The invention relates generally to integrated circuits and, more particularly, to capacitor structures for use therein.
There is an ongoing need in the integrated circuit (IC) industry for high performance capacitors. This need is particularly strong in the area of digital processing devices (e.g., microprocessors). For example, as the performance levels of digital processing devices continue to rise, there is an increasing need for capacitor structures that are capable of performing de-coupling functions for these high speed devices. Such de-coupling capacitors are often called upon to provide high di/dt (i.e., high-rate current change) operation for these processing devices. In the past, conventional capacitor structures (e.g., parallel plate capacitors) were often implemented on the IC package to provide de-coupling capacitance within the device. It is anticipated, however, that these conventional capacitor structures will not be capable of providing the performance levels required by next generation digital processing devices.

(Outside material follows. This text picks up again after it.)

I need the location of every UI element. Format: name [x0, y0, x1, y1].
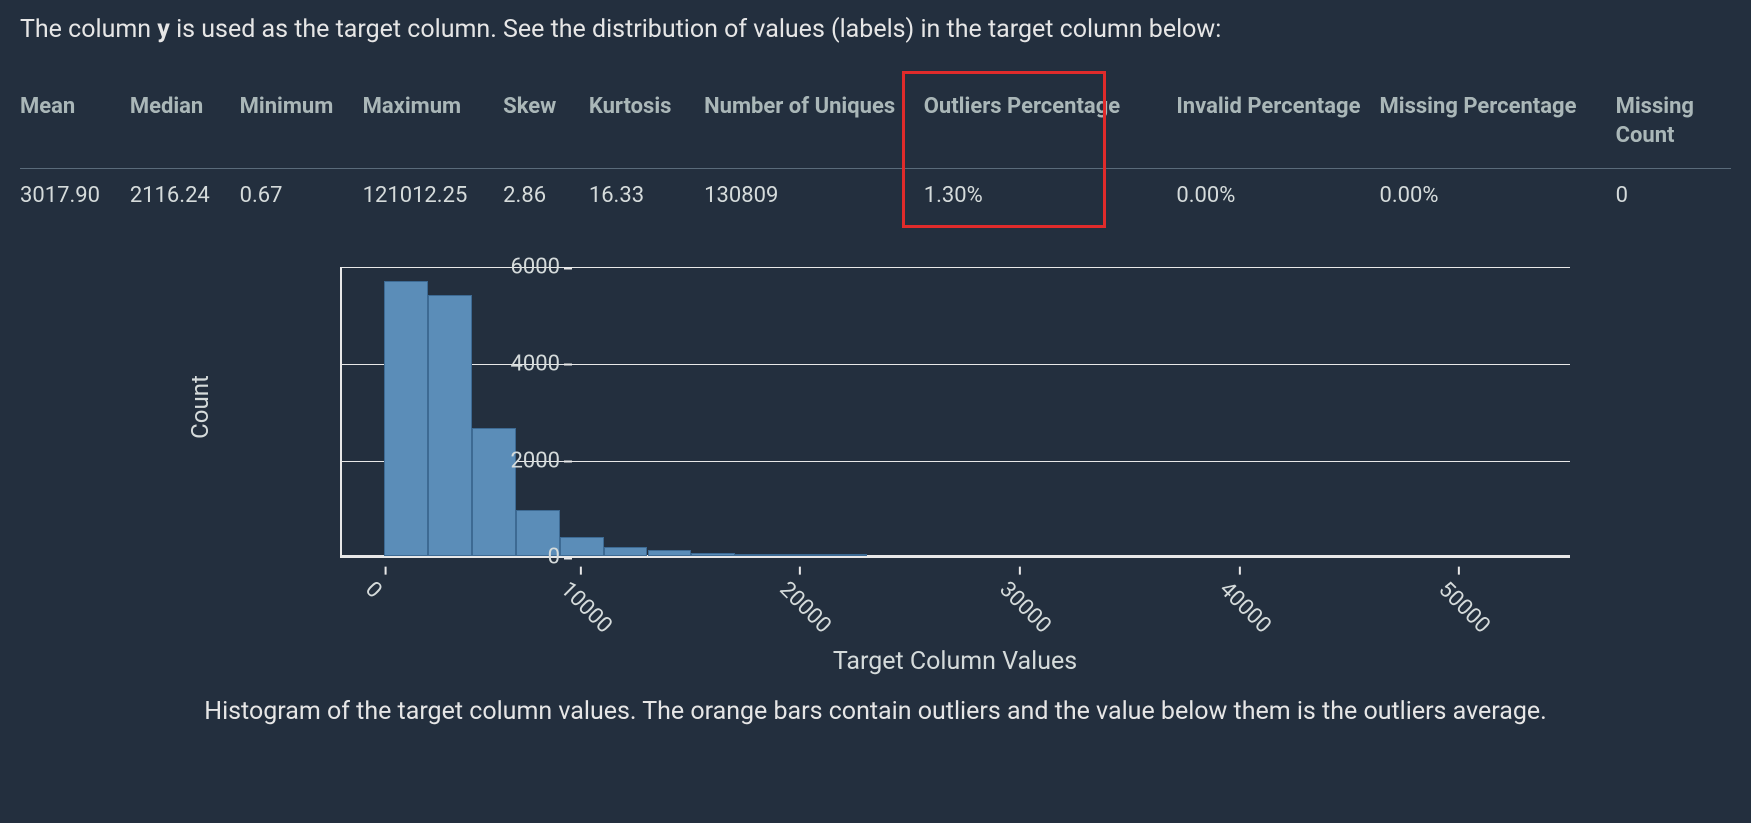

In a more recent approach, de-coupling capacitor structures have been implemented on the back of the silicon die. However, such techniques have proven difficult to implement. For example, the high temperature anneal process required by many of the high dielectric constant insulating materials used in such capacitors will often create problems when attempting to meet the allowable thermal budget associated with a process. Techniques have also been proposed for building up layers on the microprocessor chip to provide the de-coupling structures. However, these techniques can also present thermal budget problems when high dielectric constant insulating materials are used. In addition, these techniques will often require a relatively large number of alternating layers to achieve the required capacitance. A number of architectural de-coupling approaches have also been proposed and implemented including, for example, techniques involving clock throttling and microcode changes. These architectural solutions, however, can result in significant reductions in performance within a processor.